Emilia Romagna remains one of the city’s top tables, and Castaño traveled back and forth between New York and Bogotá until 2012, when he and his Houston-born wife relocated permanently. He launched the first Pizzeria Julia in a tiny alleyway in 2011, and just launched the restaurant’s fourth outpost in the city in July (multiple locations; There’s also the much-lauded Italian coastal cuisine of Vera, located inside the Tcherassi Hotel + Spa in Cartagena (Calle Del Sargento Mayor N 6-21; 57/5/664-4445), and a recently opened ramen shop, Tomodachi, in Bogotá (Diagonal 70A No. 4-66).

Castaño credits much of his success to Colombia’s recent liberation from under the shadow of civil war and the subsequent place its made for itself on the tourism radar.
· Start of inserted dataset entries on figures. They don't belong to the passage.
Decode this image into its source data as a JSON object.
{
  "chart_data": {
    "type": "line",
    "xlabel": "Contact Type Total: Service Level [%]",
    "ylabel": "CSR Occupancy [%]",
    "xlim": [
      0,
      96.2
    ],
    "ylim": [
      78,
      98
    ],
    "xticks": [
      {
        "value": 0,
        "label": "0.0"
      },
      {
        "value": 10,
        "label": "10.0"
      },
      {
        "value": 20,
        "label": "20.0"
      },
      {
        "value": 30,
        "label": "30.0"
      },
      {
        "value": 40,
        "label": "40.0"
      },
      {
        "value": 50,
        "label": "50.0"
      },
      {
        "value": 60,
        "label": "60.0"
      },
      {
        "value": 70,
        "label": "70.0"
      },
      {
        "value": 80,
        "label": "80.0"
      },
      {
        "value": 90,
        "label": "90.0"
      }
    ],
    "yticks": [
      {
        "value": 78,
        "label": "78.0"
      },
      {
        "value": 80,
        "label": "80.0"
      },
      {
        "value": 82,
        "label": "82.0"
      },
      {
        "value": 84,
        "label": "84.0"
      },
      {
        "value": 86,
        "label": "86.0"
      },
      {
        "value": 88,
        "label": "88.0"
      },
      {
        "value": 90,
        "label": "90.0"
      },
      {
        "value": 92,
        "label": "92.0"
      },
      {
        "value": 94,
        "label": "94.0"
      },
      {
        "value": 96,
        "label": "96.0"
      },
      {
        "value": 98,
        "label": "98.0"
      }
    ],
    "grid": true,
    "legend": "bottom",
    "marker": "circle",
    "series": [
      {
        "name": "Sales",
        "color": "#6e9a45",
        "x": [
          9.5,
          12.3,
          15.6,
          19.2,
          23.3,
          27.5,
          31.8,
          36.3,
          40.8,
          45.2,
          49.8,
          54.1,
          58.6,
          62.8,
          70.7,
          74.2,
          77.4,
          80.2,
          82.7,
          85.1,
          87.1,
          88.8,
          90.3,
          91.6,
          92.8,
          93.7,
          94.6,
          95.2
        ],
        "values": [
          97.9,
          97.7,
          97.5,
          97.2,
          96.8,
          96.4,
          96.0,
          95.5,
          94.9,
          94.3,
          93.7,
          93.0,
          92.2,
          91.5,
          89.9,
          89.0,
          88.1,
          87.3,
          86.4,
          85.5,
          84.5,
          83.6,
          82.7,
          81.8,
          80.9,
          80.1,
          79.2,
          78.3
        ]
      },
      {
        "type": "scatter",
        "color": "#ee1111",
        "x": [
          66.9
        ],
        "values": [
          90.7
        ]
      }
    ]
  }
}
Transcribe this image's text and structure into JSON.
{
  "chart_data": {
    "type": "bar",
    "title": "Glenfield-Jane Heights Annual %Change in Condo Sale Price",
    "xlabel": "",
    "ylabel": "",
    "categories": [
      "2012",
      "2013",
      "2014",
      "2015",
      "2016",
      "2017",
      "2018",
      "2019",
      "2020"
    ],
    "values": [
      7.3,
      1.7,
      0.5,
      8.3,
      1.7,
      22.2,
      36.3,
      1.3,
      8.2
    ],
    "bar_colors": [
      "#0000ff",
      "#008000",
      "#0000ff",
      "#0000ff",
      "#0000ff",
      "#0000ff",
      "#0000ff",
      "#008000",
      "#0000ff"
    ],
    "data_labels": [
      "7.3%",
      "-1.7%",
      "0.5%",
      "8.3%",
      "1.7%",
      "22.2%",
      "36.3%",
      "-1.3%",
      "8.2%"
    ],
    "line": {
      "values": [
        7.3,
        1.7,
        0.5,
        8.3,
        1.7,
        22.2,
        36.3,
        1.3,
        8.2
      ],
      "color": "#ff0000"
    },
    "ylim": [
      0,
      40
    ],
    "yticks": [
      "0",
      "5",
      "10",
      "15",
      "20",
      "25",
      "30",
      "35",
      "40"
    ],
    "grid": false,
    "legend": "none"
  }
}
Bogotá, as compared to buzzier Cartagena and Medellín, has been slower to appear on tourist itineraries, but much-lauded New York chefs, like Carlo Mirarchi, Frank Castronovo, and Frank Falcinelli have been drawn south recently, and the culinary scene has been steadily accruing accolades from people like Frank Bruni.

Pizza in the oven at Daniel Castaño's Julia

“At the time we opened our first restaurant, Bogotá was getting ready for a real change in attitude and consumer habits; we were about to get into a very good economic and political space,” says Castaño. “It all came together to make us very lucky at that point in time.”

With that, Colombia is set to become South America’s next gastronomic destination.What happened in Peru and Mexico is happening right now in Colombia,” Castaño says. “All the improvements in security have brought more tourism to Bogotá. Soon we're going to sign our peace treaty [between the government and the left-wing rebel group Farc] and that’s going to open the doors to a lot of foreign investment. We're getting ready for it. We're preparing for this country to despegar [take off].”

As any smart chef well knows, good food has always been the fuel.